Thursday, May 15, 2008
Highway 64 Revisited
It's always sorta strange to read about the South, or Virginia, or even Norfolk in a British magazine. But more often than you would think, I learn things about my own home from folks on the other side of the Atlantic. British music magazines cover American music better than American magazines in many cases. So I wasn't entirely surprised to read a piece in the April issue of Mojo that mentioned a 1959 trip to Norfolk by the famous folk song collector Alan Lomax. The story is a recollection by Shirley Collins, a British singer and banjo player, who accompanied Lomax on a song-catching expedition through Dixie. Their first stop? Norfolk.

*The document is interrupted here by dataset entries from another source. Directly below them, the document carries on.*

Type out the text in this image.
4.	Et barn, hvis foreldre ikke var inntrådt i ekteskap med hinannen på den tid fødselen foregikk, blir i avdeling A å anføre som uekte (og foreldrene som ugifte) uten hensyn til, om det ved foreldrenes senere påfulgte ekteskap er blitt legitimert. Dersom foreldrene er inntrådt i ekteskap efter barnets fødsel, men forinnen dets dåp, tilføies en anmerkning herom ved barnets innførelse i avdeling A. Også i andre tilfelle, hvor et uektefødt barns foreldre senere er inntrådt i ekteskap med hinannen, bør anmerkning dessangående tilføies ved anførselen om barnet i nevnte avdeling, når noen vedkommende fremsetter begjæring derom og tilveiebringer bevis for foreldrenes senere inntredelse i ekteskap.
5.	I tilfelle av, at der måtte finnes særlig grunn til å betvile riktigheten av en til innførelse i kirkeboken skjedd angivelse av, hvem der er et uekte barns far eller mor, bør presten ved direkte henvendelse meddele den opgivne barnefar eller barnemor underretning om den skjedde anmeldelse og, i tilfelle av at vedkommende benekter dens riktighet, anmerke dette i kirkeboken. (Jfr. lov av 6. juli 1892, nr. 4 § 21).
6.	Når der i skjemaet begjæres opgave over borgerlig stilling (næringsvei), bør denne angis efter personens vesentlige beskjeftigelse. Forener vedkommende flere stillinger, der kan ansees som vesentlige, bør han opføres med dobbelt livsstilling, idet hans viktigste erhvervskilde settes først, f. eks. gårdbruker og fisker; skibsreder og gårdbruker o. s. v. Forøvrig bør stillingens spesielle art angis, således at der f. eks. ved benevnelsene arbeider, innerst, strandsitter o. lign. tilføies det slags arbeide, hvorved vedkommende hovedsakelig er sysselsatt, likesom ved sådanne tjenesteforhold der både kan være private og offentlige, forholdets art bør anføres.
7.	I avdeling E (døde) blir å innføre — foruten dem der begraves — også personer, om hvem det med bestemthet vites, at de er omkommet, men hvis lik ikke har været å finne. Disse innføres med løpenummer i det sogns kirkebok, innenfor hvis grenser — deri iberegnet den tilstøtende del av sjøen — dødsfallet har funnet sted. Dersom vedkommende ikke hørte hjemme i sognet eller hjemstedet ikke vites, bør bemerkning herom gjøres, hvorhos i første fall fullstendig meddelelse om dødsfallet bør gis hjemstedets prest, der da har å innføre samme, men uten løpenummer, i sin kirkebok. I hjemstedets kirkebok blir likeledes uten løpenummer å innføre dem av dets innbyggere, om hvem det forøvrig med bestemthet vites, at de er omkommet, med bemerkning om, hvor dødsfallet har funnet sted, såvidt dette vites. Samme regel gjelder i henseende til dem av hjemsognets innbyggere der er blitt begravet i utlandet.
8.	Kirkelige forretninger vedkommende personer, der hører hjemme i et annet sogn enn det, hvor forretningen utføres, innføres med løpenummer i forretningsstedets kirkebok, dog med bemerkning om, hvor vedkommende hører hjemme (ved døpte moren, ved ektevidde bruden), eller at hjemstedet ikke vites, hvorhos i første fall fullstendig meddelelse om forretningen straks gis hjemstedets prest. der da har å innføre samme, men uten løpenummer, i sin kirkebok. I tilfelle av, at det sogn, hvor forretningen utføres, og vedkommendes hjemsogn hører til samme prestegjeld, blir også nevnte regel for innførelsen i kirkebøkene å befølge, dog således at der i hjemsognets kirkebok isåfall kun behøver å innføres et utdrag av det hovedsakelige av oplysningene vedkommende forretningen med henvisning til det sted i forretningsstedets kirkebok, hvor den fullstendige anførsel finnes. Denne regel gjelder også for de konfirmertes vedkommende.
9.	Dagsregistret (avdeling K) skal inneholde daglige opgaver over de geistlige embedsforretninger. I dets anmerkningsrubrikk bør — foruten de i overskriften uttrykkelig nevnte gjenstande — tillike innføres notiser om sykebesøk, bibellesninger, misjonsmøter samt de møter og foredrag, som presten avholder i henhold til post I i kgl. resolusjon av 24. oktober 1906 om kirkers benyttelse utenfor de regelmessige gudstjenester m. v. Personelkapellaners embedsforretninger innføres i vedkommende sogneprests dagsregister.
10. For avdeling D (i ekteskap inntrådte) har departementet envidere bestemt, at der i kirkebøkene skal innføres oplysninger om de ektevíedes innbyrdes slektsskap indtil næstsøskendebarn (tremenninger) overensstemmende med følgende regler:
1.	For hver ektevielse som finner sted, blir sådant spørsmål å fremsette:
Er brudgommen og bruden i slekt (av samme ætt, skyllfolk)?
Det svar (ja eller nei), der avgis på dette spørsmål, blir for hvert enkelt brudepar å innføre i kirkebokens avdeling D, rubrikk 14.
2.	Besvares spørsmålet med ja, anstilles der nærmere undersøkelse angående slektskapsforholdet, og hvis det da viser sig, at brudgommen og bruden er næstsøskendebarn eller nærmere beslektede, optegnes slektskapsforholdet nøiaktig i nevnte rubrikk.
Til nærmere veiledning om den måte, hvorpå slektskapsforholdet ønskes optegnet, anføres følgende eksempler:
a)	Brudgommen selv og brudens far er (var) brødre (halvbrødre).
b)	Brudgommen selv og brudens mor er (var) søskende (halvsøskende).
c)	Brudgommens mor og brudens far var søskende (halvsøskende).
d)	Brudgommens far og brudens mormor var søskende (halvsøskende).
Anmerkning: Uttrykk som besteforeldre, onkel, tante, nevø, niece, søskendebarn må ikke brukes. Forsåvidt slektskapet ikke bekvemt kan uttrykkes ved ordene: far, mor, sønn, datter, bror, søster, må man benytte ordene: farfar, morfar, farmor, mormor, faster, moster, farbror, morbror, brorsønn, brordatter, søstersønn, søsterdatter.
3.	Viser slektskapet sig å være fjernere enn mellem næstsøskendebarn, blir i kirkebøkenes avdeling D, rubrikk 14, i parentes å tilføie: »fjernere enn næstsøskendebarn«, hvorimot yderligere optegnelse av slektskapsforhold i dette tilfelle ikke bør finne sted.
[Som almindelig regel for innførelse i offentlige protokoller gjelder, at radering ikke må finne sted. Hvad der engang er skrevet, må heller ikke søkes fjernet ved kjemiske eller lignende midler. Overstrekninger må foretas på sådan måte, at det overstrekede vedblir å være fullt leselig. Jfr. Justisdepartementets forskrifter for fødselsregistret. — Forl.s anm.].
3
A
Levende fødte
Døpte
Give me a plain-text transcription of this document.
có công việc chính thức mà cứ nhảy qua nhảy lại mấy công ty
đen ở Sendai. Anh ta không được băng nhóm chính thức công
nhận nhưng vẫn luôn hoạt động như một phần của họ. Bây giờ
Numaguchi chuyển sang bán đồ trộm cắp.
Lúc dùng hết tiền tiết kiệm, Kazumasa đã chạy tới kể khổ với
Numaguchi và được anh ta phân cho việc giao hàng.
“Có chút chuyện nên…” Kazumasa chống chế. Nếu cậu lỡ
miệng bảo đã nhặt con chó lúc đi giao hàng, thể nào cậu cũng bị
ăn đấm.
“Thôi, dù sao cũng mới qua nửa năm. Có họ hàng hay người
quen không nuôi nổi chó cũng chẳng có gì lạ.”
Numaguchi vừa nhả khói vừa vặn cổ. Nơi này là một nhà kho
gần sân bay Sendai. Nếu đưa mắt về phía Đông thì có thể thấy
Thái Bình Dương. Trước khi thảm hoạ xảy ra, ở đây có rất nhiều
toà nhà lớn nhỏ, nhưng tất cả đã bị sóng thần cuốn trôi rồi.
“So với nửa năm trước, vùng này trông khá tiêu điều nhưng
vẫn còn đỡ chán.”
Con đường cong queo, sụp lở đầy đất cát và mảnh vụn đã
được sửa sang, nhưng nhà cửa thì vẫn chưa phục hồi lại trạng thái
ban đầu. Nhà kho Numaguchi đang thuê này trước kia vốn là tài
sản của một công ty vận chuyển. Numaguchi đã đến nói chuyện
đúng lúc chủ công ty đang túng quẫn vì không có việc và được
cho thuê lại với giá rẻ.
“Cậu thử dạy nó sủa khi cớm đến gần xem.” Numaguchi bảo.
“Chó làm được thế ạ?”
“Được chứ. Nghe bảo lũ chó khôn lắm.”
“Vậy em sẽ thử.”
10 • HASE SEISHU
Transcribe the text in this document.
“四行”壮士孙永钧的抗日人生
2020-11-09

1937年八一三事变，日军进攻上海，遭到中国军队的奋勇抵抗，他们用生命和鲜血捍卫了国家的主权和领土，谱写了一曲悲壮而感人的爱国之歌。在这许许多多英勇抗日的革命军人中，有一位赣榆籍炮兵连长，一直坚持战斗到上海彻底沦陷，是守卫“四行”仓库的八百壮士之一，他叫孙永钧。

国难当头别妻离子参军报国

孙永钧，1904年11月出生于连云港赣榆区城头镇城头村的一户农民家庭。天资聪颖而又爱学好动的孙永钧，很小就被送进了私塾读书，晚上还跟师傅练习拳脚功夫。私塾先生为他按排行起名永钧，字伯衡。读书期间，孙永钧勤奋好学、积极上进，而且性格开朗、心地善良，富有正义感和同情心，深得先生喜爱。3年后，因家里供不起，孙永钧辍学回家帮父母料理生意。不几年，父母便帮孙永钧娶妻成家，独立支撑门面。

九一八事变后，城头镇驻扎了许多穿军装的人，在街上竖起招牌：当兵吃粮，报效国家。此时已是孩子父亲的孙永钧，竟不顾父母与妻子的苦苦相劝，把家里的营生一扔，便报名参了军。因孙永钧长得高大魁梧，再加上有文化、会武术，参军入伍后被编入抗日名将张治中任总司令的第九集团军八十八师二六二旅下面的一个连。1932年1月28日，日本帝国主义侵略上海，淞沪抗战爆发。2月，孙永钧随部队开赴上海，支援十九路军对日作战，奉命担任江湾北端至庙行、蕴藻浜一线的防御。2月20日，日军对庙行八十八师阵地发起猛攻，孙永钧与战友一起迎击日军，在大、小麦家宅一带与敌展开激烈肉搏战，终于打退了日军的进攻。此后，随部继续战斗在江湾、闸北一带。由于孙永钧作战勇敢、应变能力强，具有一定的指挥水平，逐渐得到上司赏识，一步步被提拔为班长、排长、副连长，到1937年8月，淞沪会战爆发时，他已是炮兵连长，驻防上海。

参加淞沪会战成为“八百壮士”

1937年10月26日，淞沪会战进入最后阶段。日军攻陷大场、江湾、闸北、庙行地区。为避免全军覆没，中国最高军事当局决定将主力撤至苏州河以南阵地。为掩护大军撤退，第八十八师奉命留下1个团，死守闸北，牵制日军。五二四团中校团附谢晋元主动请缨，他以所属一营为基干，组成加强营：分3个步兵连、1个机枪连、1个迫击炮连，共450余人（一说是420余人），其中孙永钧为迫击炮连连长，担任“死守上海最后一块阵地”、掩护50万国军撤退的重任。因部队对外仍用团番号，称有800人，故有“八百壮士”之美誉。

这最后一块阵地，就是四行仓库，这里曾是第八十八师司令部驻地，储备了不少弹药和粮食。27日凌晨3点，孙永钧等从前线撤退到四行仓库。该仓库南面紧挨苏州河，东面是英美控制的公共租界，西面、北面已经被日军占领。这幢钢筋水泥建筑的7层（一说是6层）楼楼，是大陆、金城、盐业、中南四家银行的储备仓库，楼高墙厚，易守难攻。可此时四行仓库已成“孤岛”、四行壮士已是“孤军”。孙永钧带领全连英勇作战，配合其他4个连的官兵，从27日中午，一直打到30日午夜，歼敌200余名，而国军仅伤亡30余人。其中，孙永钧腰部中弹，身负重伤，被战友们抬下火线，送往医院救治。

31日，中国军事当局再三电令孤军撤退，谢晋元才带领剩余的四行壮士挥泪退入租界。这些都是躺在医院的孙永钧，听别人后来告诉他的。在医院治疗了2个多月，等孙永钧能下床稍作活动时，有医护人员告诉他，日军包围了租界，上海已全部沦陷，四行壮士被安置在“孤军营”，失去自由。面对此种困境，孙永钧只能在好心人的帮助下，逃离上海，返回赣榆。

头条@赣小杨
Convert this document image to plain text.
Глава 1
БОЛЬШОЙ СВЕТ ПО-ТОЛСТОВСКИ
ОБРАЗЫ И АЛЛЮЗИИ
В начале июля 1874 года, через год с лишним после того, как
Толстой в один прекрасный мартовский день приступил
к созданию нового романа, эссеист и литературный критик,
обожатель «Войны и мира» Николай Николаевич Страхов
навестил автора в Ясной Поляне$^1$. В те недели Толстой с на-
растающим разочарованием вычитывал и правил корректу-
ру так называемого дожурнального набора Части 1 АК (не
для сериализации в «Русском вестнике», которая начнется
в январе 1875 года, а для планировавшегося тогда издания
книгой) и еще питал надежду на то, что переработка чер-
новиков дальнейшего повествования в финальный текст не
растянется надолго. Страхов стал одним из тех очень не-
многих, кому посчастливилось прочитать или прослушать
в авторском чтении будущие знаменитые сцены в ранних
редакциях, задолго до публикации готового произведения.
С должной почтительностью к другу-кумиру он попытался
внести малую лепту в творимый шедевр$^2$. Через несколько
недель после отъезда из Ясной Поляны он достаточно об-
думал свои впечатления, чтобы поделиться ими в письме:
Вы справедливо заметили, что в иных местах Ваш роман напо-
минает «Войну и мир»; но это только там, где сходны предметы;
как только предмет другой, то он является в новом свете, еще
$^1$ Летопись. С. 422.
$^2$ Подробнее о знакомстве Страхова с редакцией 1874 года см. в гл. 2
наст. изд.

"We got to Norfolk, the big seaport, and went into the black part of town and Alan left me in the car for an hour after dark while he went to a beer joint looking for shanty singer. I was just this little white face inside a big Buick outside a beer joint," Collins wrote. I'm guessing Lomax and Collins were somewhere on or near Church Street.
Collins doesn't say what else happened in Norfolk. They couple soon headed to the western part of the state to record Texas Gladden as well as Hobart and Preston Smith.
"Finding music was easy in Virginia," she wrote. "Wherever we went people would recommend us local musicians -- neighbors, tobacco farmers and others."